“I am writing to him to-night,” said Jack.
The interview was not very long, but when it was over and Jack Rotherfield had gone away, she fell to wondering what he would say about her in his letter to Sir Robert.
Her heart was still very sore about the departure of the baronet without a word of farewell to her, and she felt that he still associated her unfairly in his mind with all his misfortunes.
It was true, indeed, that she had always been at the Mill-house when they happened.
As the winter went on, Caryl, who received frequent letters from his father, without one word in them of Rhoda, became more and more disturbed as to his future.
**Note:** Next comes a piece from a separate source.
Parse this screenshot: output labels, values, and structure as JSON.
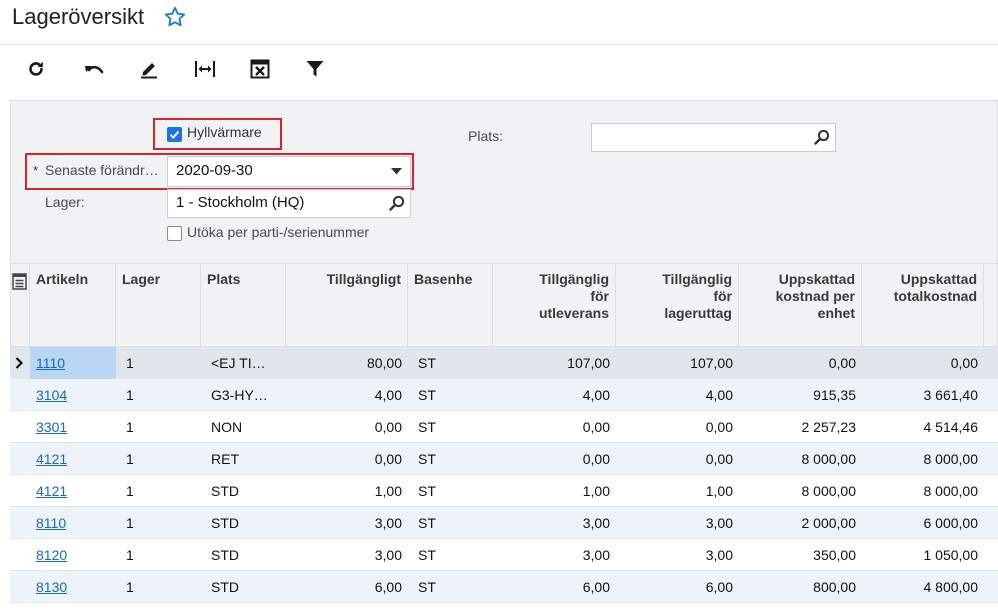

He dictated his letters to Rhoda, who transcribed them for him; but, although they both knew that the baronet must recognise her handwriting, there was never any message in Sir Robert’s letters to his son, to any one except the ladies of the marquis’s family, and the head servants at the Mill-house.
These two, Rhoda and Caryl, began to talk about what they should do when the spring came, and the boy told her he intended to ask his father to let him go abroad with her, if she would not come back to the Mill-house with him.
And so the weeks rolled by until winter was over, and the early days of April found Caryl still at the Priory in the care of Rhoda.
There had been a long pause since Sir Robert’s last letter, and all at the Priory were rather anxious as to his movements. He had said nothing about coming home, had not answered a question put on the subject by his son, and there was much perplexity as to the cause of his silence.
It was now six months since the death of Lady Sarah, and the first horror of the event had passed away.